Marie-Thé, la doudou des Antilles, s’est chargée de la besogne, secondée par une de ses collègues, une fille plutôt ingrate dont Antoine n’a, pendant cette longue semaine qu’a duré son séjour en médecine générale, jamais entendu le son de la voix. Une fille dont les cheveux ternes cachaient à moitié son museau de souris. Elles ont d’abord fixé une potence sur le pied de son lit. Elles y ont passé un câble, relié à un bout à la tige qui lui traversait la jambe et à l’autre, via une poulie montée sur la potence, à un système de contrepoids.
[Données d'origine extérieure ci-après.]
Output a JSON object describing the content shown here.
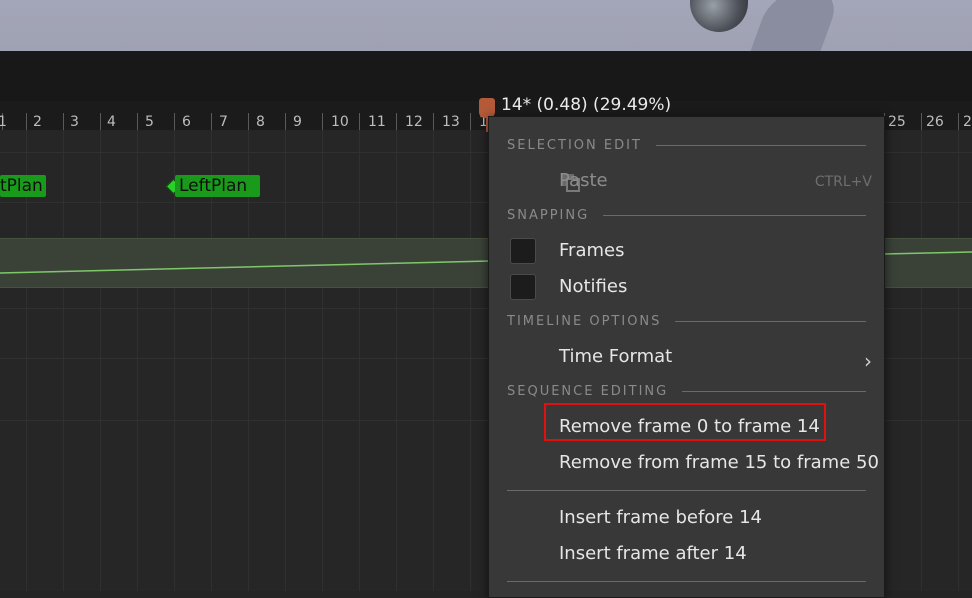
{
  "timeline": {
    "ruler_labels": [
      "1",
      "2",
      "3",
      "4",
      "5",
      "6",
      "7",
      "8",
      "9",
      "10",
      "11",
      "12",
      "13",
      "1",
      "25",
      "26",
      "2"
    ],
    "scrubber_readout": "14* (0.48) (29.49%)",
    "notifies": [
      "tPlan",
      "LeftPlan"
    ]
  },
  "menu": {
    "sections": {
      "selection_edit": "SELECTION EDIT",
      "snapping": "SNAPPING",
      "timeline_options": "TIMELINE OPTIONS",
      "sequence_editing": "SEQUENCE EDITING"
    },
    "paste": {
      "label": "Paste",
      "shortcut": "CTRL+V",
      "enabled": false
    },
    "snap_frames": {
      "label": "Frames",
      "checked": false
    },
    "snap_notifies": {
      "label": "Notifies",
      "checked": false
    },
    "time_format": "Time Format",
    "remove_frame_0_to_14": "Remove frame 0 to frame 14",
    "remove_from_15_to_50": "Remove from frame 15 to frame 50",
    "insert_before": "Insert frame before 14",
    "insert_after": "Insert frame after 14"
  },
  "colors": {
    "scrubber": "#b45a38",
    "notify_green": "#1a9a1a",
    "highlight": "#e01010"
  }
}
Malgré de multiples hésitations dues à leur relative inexpérience de ces actes spécifiques à l’orthopédie, quand Doudou et Minnie ont commencé à mettre les poids sur la bascule qui pendait à l’autre bout du câble permettant au fémur de reprendre lentement sa place, ce fut pour Antoine, l’espace d’un instant, l'accession inattendue vers un bonheur céleste… Le soulagement tant espéré, la délivrance… Le pitbull qui retenait sa cuisse dans sa gueule depuis des heures relâchait enfin quelque peu son étreinte. L’espace d’un instant seulement, car, trop vite, la poulie mal fixée a vrillé sur la potence, les contrepoids sont retombés par terre et la partie inférieure du fémur a lacéré une fois de plus les muscles de la cuisse. De l’intérieur. Le pitbull resserrait les mâchoires…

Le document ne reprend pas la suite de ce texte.